Looking purely from the outside-in, I don't understand it.
I understand the reasons for and against owning a gun and believing that you should be allowed to carry one, but at the same time, some things the US government seem to do absolutely lose me.
Few weeks ago there was reports of 2/3 shootings inside a week at the same college in Texas, I believe at the same time the state passed a law allowing people to carry concealed weapons on college campus'...how is that helping?
What do people think in all honesty that live in the states? My only view from Americans is what you see on facebook when a random post about gun law flashes up and half the comments are slating guns and the other half are defending them.
"The Gun Violence Archive, a not-for-profit organisation that compiles data on gun violence in the US, says 559 children aged 11 or under have been killed or injured in the United States in gun violence so far this year."
Quote I read in an article after an 8 year old was shot by her 11 year old neighbour, because she wouldn't let him in her house to see her puppy...now I see that this is probably more a mental health issue, like andrewwieland13 mentioned above, but 559 children since 1st January?! I get it too that a lot of these may have been accidents where the parents left the weapon in an area the children could get it, but it's still frightening to see how much gun related accidents and crime there is in the states.

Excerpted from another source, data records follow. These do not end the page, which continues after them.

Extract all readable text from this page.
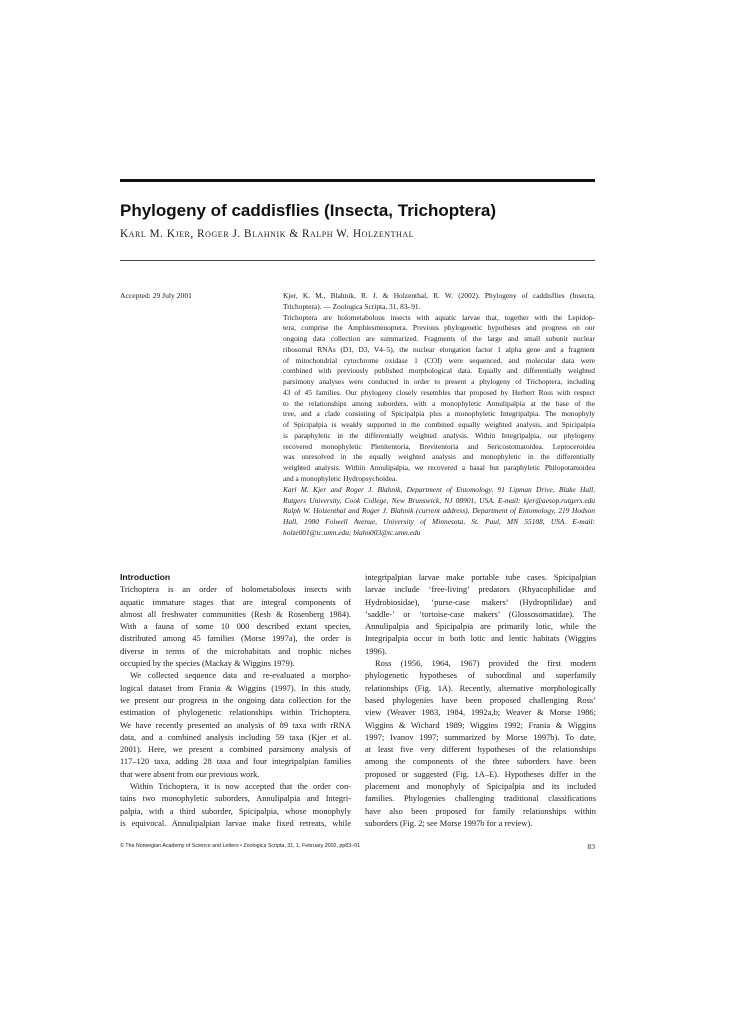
Phylogeny of caddisflies (Insecta, Trichoptera)
Karl M. Kjer, Roger J. Blahnik & Ralph W. Holzenthal
Accepted: 29 July 2001	Kjer, K. M., Blahnik, R. J. & Holzenthal, R. W. (2002). Phylogeny of caddisflies (Insecta,
Trichoptera). — Zoologica Scripta, 31, 83–91.
Trichoptera are holometabolous insects with aquatic larvae that, together with the Lepidop-
tera, comprise the Amphiesmenoptera. Previous phylogenetic hypotheses and progress on our
ongoing data collection are summarized. Fragments of the large and small subunit nuclear
ribosomal RNAs (D1, D3, V4–5), the nuclear elongation factor 1 alpha gene and a fragment
of mitochondrial cytochrome oxidase 1 (COI) were sequenced, and molecular data were
combined with previously published morphological data. Equally and differentially weighted
parsimony analyses were conducted in order to present a phylogeny of Trichoptera, including
43 of 45 families. Our phylogeny closely resembles that proposed by Herbert Ross with respect
to the relationships among suborders, with a monophyletic Annulipalpia at the base of the
tree, and a clade consisting of Spicipalpia plus a monophyletic Integripalpia. The monophyly
of Spicipalpia is weakly supported in the combined equally weighted analysis, and Spicipalpia
is paraphyletic in the differentially weighted analysis. Within Integripalpia, our phylogeny
recovered monophyletic Plenitentoria, Brevitentoria and Sericostomatoidea. Leptoceroidea
was unresolved in the equally weighted analysis and monophyletic in the differentially
weighted analysis. Within Annulipalpia, we recovered a basal but paraphyletic Philopotamoidea
and a monophyletic Hydropsychoidea.
Karl M. Kjer and Roger J. Blahnik, Department of Entomology, 91 Lipman Drive, Blake Hall,
Rutgers University, Cook College, New Brunswick, NJ 08901, USA. E-mail: kjer@aesop.rutgers.edu
Ralph W. Holzenthal and Roger J. Blahnik (current address), Department of Entomology, 219 Hodson
Hall, 1980 Folwell Avenue, University of Minnesota, St. Paul, MN 55108, USA. E-mail:
holze001@tc.umn.edu; blahn003@tc.umn.edu
Introduction
Trichoptera is an order of holometabolous insects with
aquatic immature stages that are integral components of
almost all freshwater communities (Resh & Rosenberg 1984).
With a fauna of some 10 000 described extant species,
distributed among 45 families (Morse 1997a), the order is
diverse in terms of the microhabitats and trophic niches
occupied by the species (Mackay & Wiggins 1979).
We collected sequence data and re-evaluated a morpho-
logical dataset from Frania & Wiggins (1997). In this study,
we present our progress in the ongoing data collection for the
estimation of phylogenetic relationships within Trichoptera.
We have recently presented an analysis of 89 taxa with rRNA
data, and a combined analysis including 59 taxa (Kjer et al.
2001). Here, we present a combined parsimony analysis of
117–120 taxa, adding 28 taxa and four integripalpian families
that were absent from our previous work.
Within Trichoptera, it is now accepted that the order con-
tains two monophyletic suborders, Annulipalpia and Integri-
palpia, with a third suborder, Spicipalpia, whose monophyly
is equivocal. Annulipalpian larvae make fixed retreats, while
integripalpian larvae make portable tube cases. Spicipalpian
larvae include ‘free-living’ predators (Rhyacophilidae and
Hydrobiosidae), ‘purse-case makers’ (Hydroptilidae) and
‘saddle-’ or ‘tortoise-case makers’ (Glossosomatidae). The
Annulipalpia and Spicipalpia are primarily lotic, while the
Integripalpia occur in both lotic and lentic habitats (Wiggins
1996).
Ross (1956, 1964, 1967) provided the first modern
phylogenetic hypotheses of subordinal and superfamily
relationships (Fig. 1A). Recently, alternative morphologically
based phylogenies have been proposed challenging Ross’
view (Weaver 1983, 1984, 1992a,b; Weaver & Morse 1986;
Wiggins & Wichard 1989; Wiggins 1992; Frania & Wiggins
1997; Ivanov 1997; summarized by Morse 1997b). To date,
at least five very different hypotheses of the relationships
among the components of the three suborders have been
proposed or suggested (Fig. 1A–E). Hypotheses differ in the
placement and monophyly of Spicipalpia and its included
families. Phylogenies challenging traditional classifications
have also been proposed for family relationships within
suborders (Fig. 2; see Morse 1997b for a review).
© The Norwegian Academy of Science and Letters • Zoologica Scripta, 31, 1, February 2002, pp83–91	83
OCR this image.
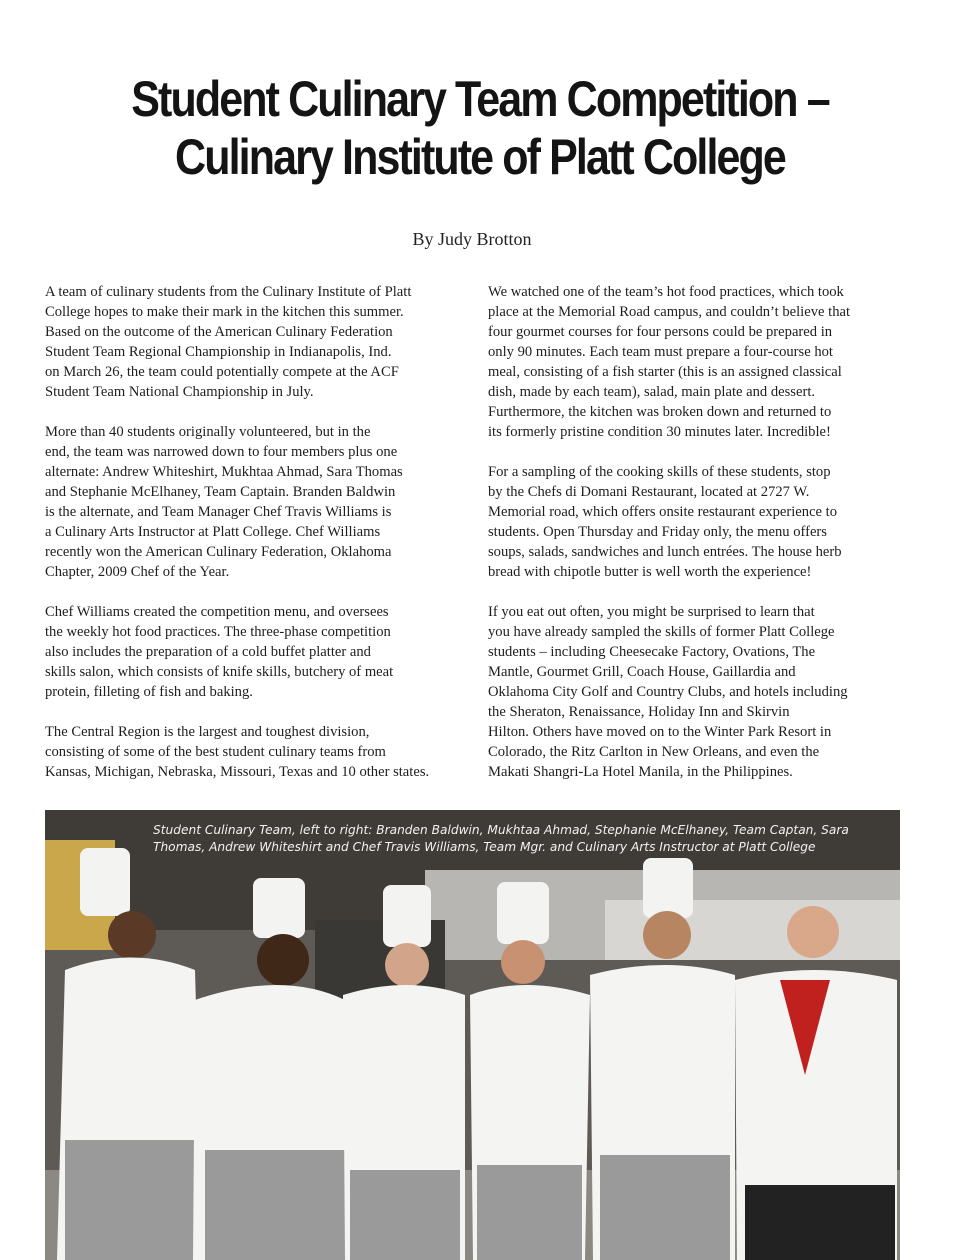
Student Culinary Team Competition –
Culinary Institute of Platt College
By Judy Brotton

A team of culinary students from the Culinary Institute of Platt
College hopes to make their mark in the kitchen this summer.
Based on the outcome of the American Culinary Federation
Student Team Regional Championship in Indianapolis, Ind.
on March 26, the team could potentially compete at the ACF
Student Team National Championship in July.

More than 40 students originally volunteered, but in the
end, the team was narrowed down to four members plus one
alternate: Andrew Whiteshirt, Mukhtaa Ahmad, Sara Thomas
and Stephanie McElhaney, Team Captain. Branden Baldwin
is the alternate, and Team Manager Chef Travis Williams is
a Culinary Arts Instructor at Platt College. Chef Williams
recently won the American Culinary Federation, Oklahoma
Chapter, 2009 Chef of the Year.

Chef Williams created the competition menu, and oversees
the weekly hot food practices. The three-phase competition
also includes the preparation of a cold buffet platter and
skills salon, which consists of knife skills, butchery of meat
protein, filleting of fish and baking.

The Central Region is the largest and toughest division,
consisting of some of the best student culinary teams from
Kansas, Michigan, Nebraska, Missouri, Texas and 10 other states.

We watched one of the team’s hot food practices, which took
place at the Memorial Road campus, and couldn’t believe that
four gourmet courses for four persons could be prepared in
only 90 minutes. Each team must prepare a four-course hot
meal, consisting of a fish starter (this is an assigned classical
dish, made by each team), salad, main plate and dessert.
Furthermore, the kitchen was broken down and returned to
its formerly pristine condition 30 minutes later. Incredible!

For a sampling of the cooking skills of these students, stop
by the Chefs di Domani Restaurant, located at 2727 W.
Memorial road, which offers onsite restaurant experience to
students. Open Thursday and Friday only, the menu offers
soups, salads, sandwiches and lunch entrées. The house herb
bread with chipotle butter is well worth the experience!

If you eat out often, you might be surprised to learn that
you have already sampled the skills of former Platt College
students – including Cheesecake Factory, Ovations, The
Mantle, Gourmet Grill, Coach House, Gaillardia and
Oklahoma City Golf and Country Clubs, and hotels including
the Sheraton, Renaissance, Holiday Inn and Skirvin
Hilton. Others have moved on to the Winter Park Resort in
Colorado, the Ritz Carlton in New Orleans, and even the
Makati Shangri-La Hotel Manila, in the Philippines.

Student Culinary Team, left to right: Branden Baldwin, Mukhtaa Ahmad, Stephanie McElhaney, Team Captan, Sara
Thomas, Andrew Whiteshirt and Chef Travis Williams, Team Mgr. and Culinary Arts Instructor at Platt College
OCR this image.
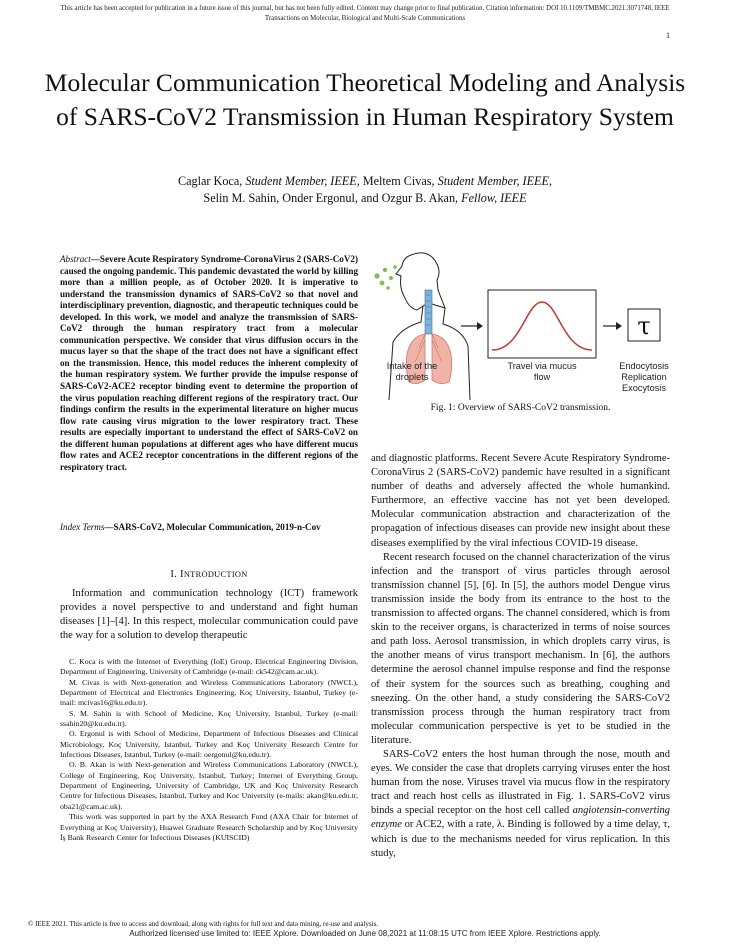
This article has been accepted for publication in a future issue of this journal, but has not been fully edited. Content may change prior to final publication. Citation information: DOI 10.1109/TMBMC.2021.3071748, IEEE
Transactions on Molecular, Biological and Multi-Scale Communications
1
Molecular Communication Theoretical Modeling and Analysis of SARS-CoV2 Transmission in Human Respiratory System
Caglar Koca, Student Member, IEEE, Meltem Civas, Student Member, IEEE,
Selin M. Sahin, Onder Ergonul, and Ozgur B. Akan, Fellow, IEEE
Abstract—Severe Acute Respiratory Syndrome-CoronaVirus 2 (SARS-CoV2) caused the ongoing pandemic. This pandemic devastated the world by killing more than a million people, as of October 2020. It is imperative to understand the transmission dynamics of SARS-CoV2 so that novel and interdisciplinary prevention, diagnostic, and therapeutic techniques could be developed. In this work, we model and analyze the transmission of SARS-CoV2 through the human respiratory tract from a molecular communication perspective. We consider that virus diffusion occurs in the mucus layer so that the shape of the tract does not have a significant effect on the transmission. Hence, this model reduces the inherent complexity of the human respiratory system. We further provide the impulse response of SARS-CoV2-ACE2 receptor binding event to determine the proportion of the virus population reaching different regions of the respiratory tract. Our findings confirm the results in the experimental literature on higher mucus flow rate causing virus migration to the lower respiratory tract. These results are especially important to understand the effect of SARS-CoV2 on the different human populations at different ages who have different mucus flow rates and ACE2 receptor concentrations in the different regions of the respiratory tract.
Index Terms—SARS-CoV2, Molecular Communication, 2019-n-Cov
I. INTRODUCTION

Information and communication technology (ICT) framework provides a novel perspective to and understand and fight human diseases [1]–[4]. In this respect, molecular communication could pave the way for a solution to develop therapeutic

C. Koca is with the Internet of Everything (IoE) Group, Electrical Engineering Division, Department of Engineering, University of Cambridge (e-mail: ck542@cam.ac.uk).

M. Civas is with Next-generation and Wireless Communications Laboratory (NWCL), Department of Electrical and Electronics Engineering, Koç University, Istanbul, Turkey (e-mail: mcivas16@ku.edu.tr).

S. M. Sahin is with School of Medicine, Koç University, Istanbul, Turkey (e-mail: ssahin20@ku.edu.tr).

O. Ergonul is with School of Medicine, Department of Infectious Diseases and Clinical Microbiology, Koç University, Istanbul, Turkey and Koç University Research Centre for Infectious Diseases, Istanbul, Turkey (e-mail: oergonul@ku.edu.tr).

O. B. Akan is with Next-generation and Wireless Communications Laboratory (NWCL), College of Engineering, Koç University, Istanbul, Turkey; Internet of Everything Group, Department of Engineering, University of Cambridge, UK and Koç University Research Centre for Infectious Diseases, Istanbul, Turkey and Koc University (e-mails: akan@ku.edu.tr, oba21@cam.ac.uk).

This work was supported in part by the AXA Research Fund (AXA Chair for Internet of Everything at Koç University), Huawei Graduate Research Scholarship and by Koç University İş Bank Research Center for Infectious Diseases (KUISCID)

τ
Intake of the
droplets
Travel via mucus
flow
Endocytosis
Replication
Exocytosis
Fig. 1: Overview of SARS-CoV2 transmission.

and diagnostic platforms. Recent Severe Acute Respiratory Syndrome-CoronaVirus 2 (SARS-CoV2) pandemic have resulted in a significant number of deaths and adversely affected the whole humankind. Furthermore, an effective vaccine has not yet been developed. Molecular communication abstraction and characterization of the propagation of infectious diseases can provide new insight about these diseases exemplified by the viral infectious COVID-19 disease.

Recent research focused on the channel characterization of the virus infection and the transport of virus particles through aerosol transmission channel [5], [6]. In [5], the authors model Dengue virus transmission inside the body from its entrance to the host to the transmission to affected organs. The channel considered, which is from skin to the receiver organs, is characterized in terms of noise sources and path loss. Aerosol transmission, in which droplets carry virus, is the another means of virus transport mechanism. In [6], the authors determine the aerosol channel impulse response and find the response of their system for the sources such as breathing, coughing and sneezing. On the other hand, a study considering the SARS-CoV2 transmission process through the human respiratory tract from molecular communication perspective is yet to be studied in the literature.

SARS-CoV2 enters the host human through the nose, mouth and eyes. We consider the case that droplets carrying viruses enter the host human from the nose. Viruses travel via mucus flow in the respiratory tract and reach host cells as illustrated in Fig. 1. SARS-CoV2 virus binds a special receptor on the host cell called angiotensin-converting enzyme or ACE2, with a rate, λ. Binding is followed by a time delay, τ, which is due to the mechanisms needed for virus replication. In this study,

© IEEE 2021. This article is free to access and download, along with rights for full text and data mining, re-use and analysis.
Authorized licensed use limited to: IEEE Xplore. Downloaded on June 08,2021 at 11:08:15 UTC from IEEE Xplore. Restrictions apply.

A scary statistic i read recently. I forget the source but probably easily found on the interwebnet, was that more Americans have been killed in the last year due to guns than have died by terrorism related incidents (including US forces in Afghanistan/Iraq) since 9/11. Which one of those things does America consider to be the bigger threat to their "freedom"?
Blaming abstracts and inanimate objects for our mistakes and problems is what has created this situation to begin with. The "everyone is a victim" PC society created over the last two decades will continue to spawn more frequent and more tragic events as time passes.
Until we wake up and point our fingers where the blame belongs - the mirror - we will never make positive progress on issues such as murder, racism, bullying...etc. Banning guns will only make the problem worse, as will abolishing "religion", or creating laws which require "equal treatment" for people of different races. You cannot mandate evil away, especially if the mandates in question don't even apply to the source of the evil.
What to do? How about instead of perpetually screwing up our education system by continually adding more and more burdensome requirements, regulations, and tests, we turn the focus to the source - the child and his/her parents? How about instead of trying to get rid of guns, we turn the focus to the education and mental health of the gun owner? How about instead of trying to mandate equality regardless of race, we simply remove the concept of race altogether?
The answer to the above "why don't we" questions, is the same as the answer to the original question "why does this happen?". Human nature. It is far more profitable for both sides to fight than to agree. You can't have a "cause" when you don't have an "opposition", and if you can't have a "cause", how are you supposed to get money out of people? Without bad parents, we don't need the testing and regulation services for the schools the kids go to, without gun violence, what would the national media have to get you fired up over? Without racism, what would groups like "Black Lives Matter" have to profit from?
So you see, it's actually very simple. No one really wants these problems to go away. They are too profitable.
America is a pinnacle of violence. Never mind that there is far more violence happening in places that are not the United States.
Though, I understand that those who don't understand humanity will still point fingers and demand an impossible fix.
Also; don't look for understading unless you are getting it from the shooters mouth, because everybody in the states does not know why either. And it's not a gun issue, it's a mental health issue. Take the guns, you still have knives, bats and fire...
Need to edit this in: Gun violence in the United States has dropped significantly since the late 1900's. If we remove the gun statistic, and just say "violence", the UK has far more after bars hours violence, that makes the US look tame.